Australia charges a fuel tax (also called a fuel excise) of around $0.49 per litre for common fuels like diesel and petrol. The Fuel Tax Credits Scheme (FTCS) offers a refund of this tax to certain fuel users.

The FTCS meets the World Trade Organisation’s criteria for a subsidy, as it involves government revenue that would otherwise be due, but is foregone or not collected.

The WTO is not alone in viewing the fuels tax credits as a subsidy. As our recent report highlighted, the OECD, the International Energy Agency (IEA), the International Institute for Sustainable Development (IISD), Overseas Development International (ODI) and Oil Change International all recognise the FTCS as a fossil fuel subsidy.

But more importantly, not only is it recognised as a subsidy, it is also recognised as a subsidy that should end.
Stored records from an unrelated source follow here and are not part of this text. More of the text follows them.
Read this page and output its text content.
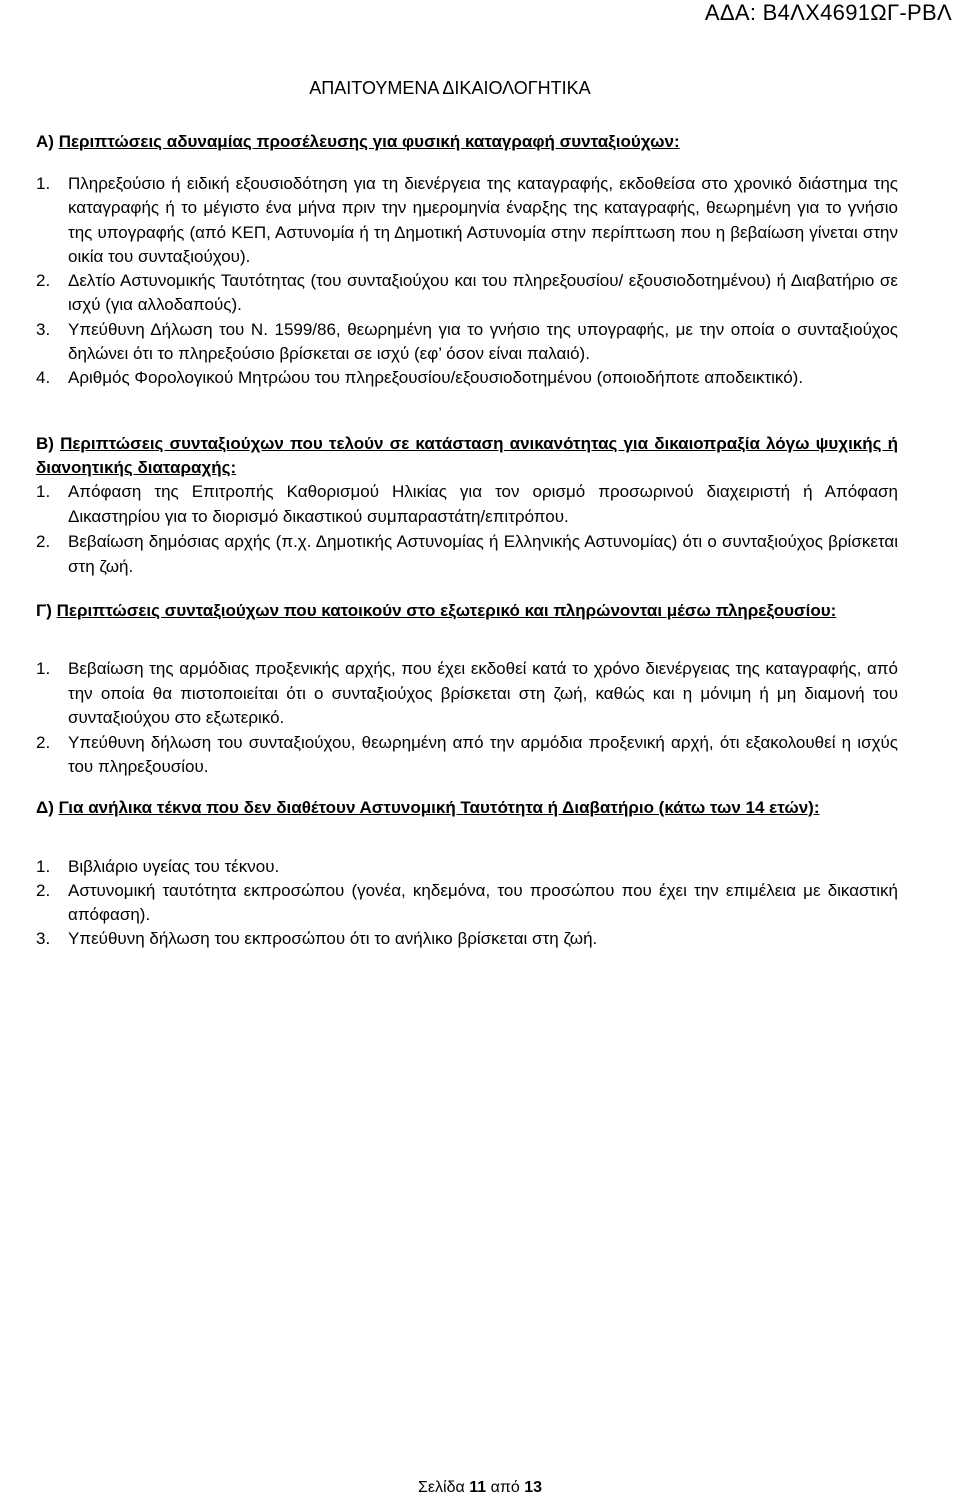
ΑΔΑ: Β4ΛΧ4691ΩΓ-ΡΒΛ
ΑΠΑΙΤΟΥΜΕΝΑ ΔΙΚΑΙΟΛΟΓΗΤΙΚΑ
Α) Περιπτώσεις αδυναμίας προσέλευσης για φυσική καταγραφή συνταξιούχων:
1.	Πληρεξούσιο ή ειδική εξουσιοδότηση για τη διενέργεια της καταγραφής, εκδοθείσα στο χρονικό διάστημα της καταγραφής ή το μέγιστο ένα μήνα πριν την ημερομηνία έναρξης της καταγραφής, θεωρημένη για το γνήσιο της υπογραφής (από ΚΕΠ, Αστυνομία ή τη Δημοτική Αστυνομία στην περίπτωση που η βεβαίωση γίνεται στην οικία του συνταξιούχου).
2.	Δελτίο Αστυνομικής Ταυτότητας (του συνταξιούχου και του πληρεξουσίου/ εξουσιοδοτημένου) ή Διαβατήριο σε ισχύ (για αλλοδαπούς).
3.	Υπεύθυνη Δήλωση του Ν. 1599/86, θεωρημένη για το γνήσιο της υπογραφής, με την οποία ο συνταξιούχος δηλώνει ότι το πληρεξούσιο βρίσκεται σε ισχύ (εφ’ όσον είναι παλαιό).
4.	Αριθμός Φορολογικού Μητρώου του πληρεξουσίου/εξουσιοδοτημένου (οποιοδήποτε αποδεικτικό).
Β) Περιπτώσεις συνταξιούχων που τελούν σε κατάσταση ανικανότητας για δικαιοπραξία λόγω ψυχικής ή διανοητικής διαταραχής:
1.	Απόφαση της Επιτροπής Καθορισμού Ηλικίας για τον ορισμό προσωρινού διαχειριστή ή Απόφαση Δικαστηρίου για το διορισμό δικαστικού συμπαραστάτη/επιτρόπου.
2.	Βεβαίωση δημόσιας αρχής (π.χ. Δημοτικής Αστυνομίας ή Ελληνικής Αστυνομίας) ότι ο συνταξιούχος βρίσκεται στη ζωή.
Γ) Περιπτώσεις συνταξιούχων που κατοικούν στο εξωτερικό και πληρώνονται μέσω πληρεξουσίου:
1.	Βεβαίωση της αρμόδιας προξενικής αρχής, που έχει εκδοθεί κατά το χρόνο διενέργειας της καταγραφής, από την οποία θα πιστοποιείται ότι ο συνταξιούχος βρίσκεται στη ζωή, καθώς και η μόνιμη ή μη διαμονή του συνταξιούχου στο εξωτερικό.
2.	Υπεύθυνη δήλωση του συνταξιούχου, θεωρημένη από την αρμόδια προξενική αρχή, ότι εξακολουθεί η ισχύς του πληρεξουσίου.
Δ) Για ανήλικα τέκνα που δεν διαθέτουν Αστυνομική Ταυτότητα ή Διαβατήριο (κάτω των 14 ετών):
1.	Βιβλιάριο υγείας του τέκνου.
2.	Αστυνομική ταυτότητα εκπροσώπου (γονέα, κηδεμόνα, του προσώπου που έχει την επιμέλεια με δικαστική απόφαση).
3.	Υπεύθυνη δήλωση του εκπροσώπου ότι το ανήλικο βρίσκεται στη ζωή.
Σελίδα 11 από 13
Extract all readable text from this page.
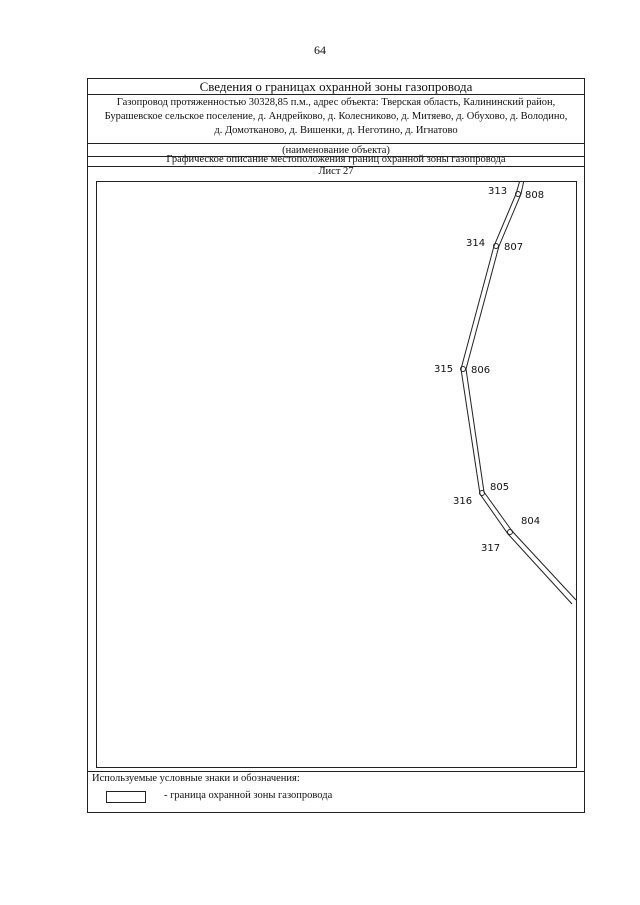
64
Сведения о границах охранной зоны газопровода
Газопровод протяженностью 30328,85 п.м., адрес объекта: Тверская область, Калининский район,
Бурашевское сельское поселение, д. Андрейково, д. Колесниково, д. Митяево, д. Обухово, д. Володино,
д. Домотканово, д. Вишенки, д. Неготино, д. Игнатово
(наименование объекта)
Графическое описание местоположения границ охранной зоны газопровода
Лист 27
313 808
314 807
315 806
316
805
317
804
Используемые условные знаки и обозначения:
- граница охранной зоны газопровода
The OECD recently called for the end to the FTCS, because it views the credits as “expensive” and because they “limit incentives to reduce fuel use.”

The cost of the FTCS has been extensive. The Commonwealth Budget papers and Australian Taxation Office data shows that, adjusted for inflation, the FTCS has cost a total of $212.8 billion from 1990-91 to 2024-25.

The FTCS is the largest fossil fuel subsidy in Australia. In 2024-25 it is expected to cost the Australian Government $10.2 billion. Even worse the Budget Papers note that the expected increase in the fuel tax credit over the next 4 years “largely reflects an expected increase in the use of fuels that are eligible for the Fuel Tax Credit Scheme”.

In total, Australian state and federal governments provided $14.5 billion worth of subsidies to fossil fuel industries in 2023-24, a 31% increase on 2022-23.

The overwhelming beneficiary of the FTCS is Australia’s mining industry. The coal mining industry received refunds of over $1 billion through the FTCS in 2020-21. This means the FTCS not only subsidises consumption of fossil fuels but also provides subsidies to fossil-fuel producers.

Fossil-fuel subsidies undermine efforts to prevent the worst impacts of climate change. Abolishing the FTCS would free up that money to be spent on domestic or international efforts to mitigate or adapt to climate change with no impact on the budget bottom line.

The FTCS has gone through several iterations and name-changes over the past three decades. Throughout, however, it has constituted a significant, and steadily increasing cost to the Federal Budget. Other than the dip beginning in 2019-20 due to the COVID-19 pandemic and the Australian Government’s 2022 decision to halve the fuel excise in response to the war in Ukraine, the cost of the fuel tax credit has consistently increased. Since 2022, the pandemic recovery and the reinstatement of the fuel excise have corresponded with a return to the FTCS’s upward trend.

By 2027-28 the budget estimates that the cost of the FTCS will reach $12,115m, some 23% higher than the $9,875m in 2023-24.

From both a fiscal and environmental point of view the FTCS is a damaging policy. The government should follow the OECD’s advice and end this expensive subsidy that provides an incentive to businesses to keep using more fossil fuels.